The betting syndicate, believed to be operating out of Asia, is thought to have been attempting to influence the results of games right across Britain. While it is believed that no Premier League or Championship games have been targeted, recent cases in other countries such as Spain, Italy and Australia have shown that matches at the highest level are not necessarily immune.

When a known match fixer from Singapore arrived in the UK, a national newspaper secretly recorded conversations with him in a sting operation in Manchester, in which he claimed that matches in the lower leagues of English football could be fixed for as little as NZD$100,000 and that huge amounts of money could be made by betting on these games on unregulated Asian sports betting websites. He was able correctly to predict the outcome of forthcoming games as a means of substantiating his claims.
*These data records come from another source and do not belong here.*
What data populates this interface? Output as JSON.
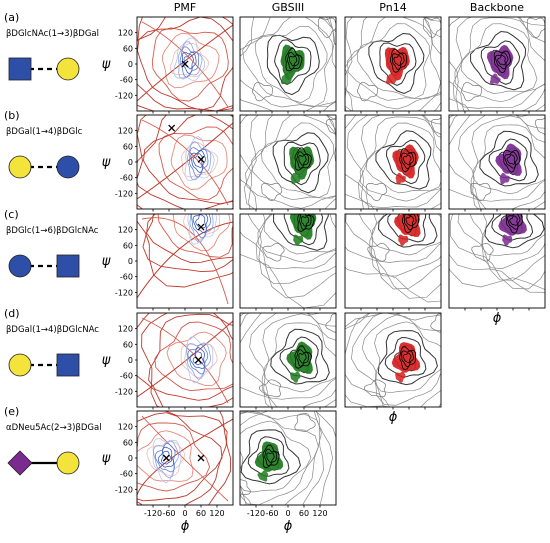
{
  "chart_data": {
    "type": "contour",
    "column_titles": [
      "PMF",
      "GBSIII",
      "Pn14",
      "Backbone"
    ],
    "x_axis_label": "ϕ",
    "y_axis_label": "ψ",
    "x_ticks": [
      "-120",
      "-60",
      "0",
      "60",
      "120"
    ],
    "y_ticks": [
      "120",
      "60",
      "0",
      "-60",
      "-120"
    ],
    "xlim": [
      -180,
      180
    ],
    "ylim": [
      -180,
      180
    ],
    "series_colors": {
      "PMF_low": "#3b5fc0",
      "PMF_high": "#c0392b",
      "GBSIII": "#1e7b1e",
      "Pn14": "#d62020",
      "Backbone": "#7b2a8f",
      "density_contour": "#555555"
    },
    "rows": [
      {
        "panel": "(a)",
        "linkage": "βDGlcNAc(1→3)βDGal",
        "glycan": [
          {
            "shape": "square",
            "color": "#2e4fa8"
          },
          {
            "shape": "circle",
            "color": "#f3e33b"
          }
        ],
        "bond": "dashed",
        "columns": [
          "PMF",
          "GBSIII",
          "Pn14",
          "Backbone"
        ],
        "minima": [
          [
            0,
            0
          ]
        ],
        "center": [
          15,
          10
        ],
        "show_x_ticklabels": false
      },
      {
        "panel": "(b)",
        "linkage": "βDGal(1→4)βDGlc",
        "glycan": [
          {
            "shape": "circle",
            "color": "#f3e33b"
          },
          {
            "shape": "circle",
            "color": "#2e4fa8"
          }
        ],
        "bond": "dashed",
        "columns": [
          "PMF",
          "GBSIII",
          "Pn14",
          "Backbone"
        ],
        "minima": [
          [
            -50,
            130
          ],
          [
            60,
            10
          ]
        ],
        "center": [
          50,
          5
        ],
        "show_x_ticklabels": false
      },
      {
        "panel": "(c)",
        "linkage": "βDGlc(1→6)βDGlcNAc",
        "glycan": [
          {
            "shape": "circle",
            "color": "#2e4fa8"
          },
          {
            "shape": "square",
            "color": "#2e4fa8"
          }
        ],
        "bond": "dashed",
        "columns": [
          "PMF",
          "GBSIII",
          "Pn14",
          "Backbone"
        ],
        "minima": [
          [
            60,
            130
          ]
        ],
        "center": [
          60,
          150
        ],
        "show_x_ticklabels": false
      },
      {
        "panel": "(d)",
        "linkage": "βDGal(1→4)βDGlcNAc",
        "glycan": [
          {
            "shape": "circle",
            "color": "#f3e33b"
          },
          {
            "shape": "square",
            "color": "#2e4fa8"
          }
        ],
        "bond": "dashed",
        "columns": [
          "PMF",
          "GBSIII",
          "Pn14"
        ],
        "minima": [
          [
            50,
            0
          ]
        ],
        "center": [
          50,
          5
        ],
        "show_x_ticklabels": false
      },
      {
        "panel": "(e)",
        "linkage": "αDNeu5Ac(2→3)βDGal",
        "glycan": [
          {
            "shape": "diamond",
            "color": "#7b2a8f"
          },
          {
            "shape": "circle",
            "color": "#f3e33b"
          }
        ],
        "bond": "solid",
        "columns": [
          "PMF",
          "GBSIII"
        ],
        "minima": [
          [
            -70,
            0
          ],
          [
            60,
            0
          ]
        ],
        "center": [
          -70,
          0
        ],
        "show_x_ticklabels": true
      }
    ]
  }
}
In addition, the man also claimed to be able to influence the results of games in other European countries through his control both of teams and referees. He said that the ring aimed to manipulate both half-time and full-time scores, to enable gamblers more opportunities to maximise their profits. Some players were, he said, paid up to NZD$10,000 to receive a yellow card early in the game as a signal to those in the know that the result of the match has been successfully ‘fixed’. Players in lower leagues were targeted because they were not paid as highly as their counterparts at the top of the profession, making them more vulnerable to bribery.

The men who have been arrested are believed to have been charged under bribery and fraud laws, and are currently being held at a police station on the Midlands. It is thought that at present, investigations are being undertaken into match fixing in over 60 countries around the world.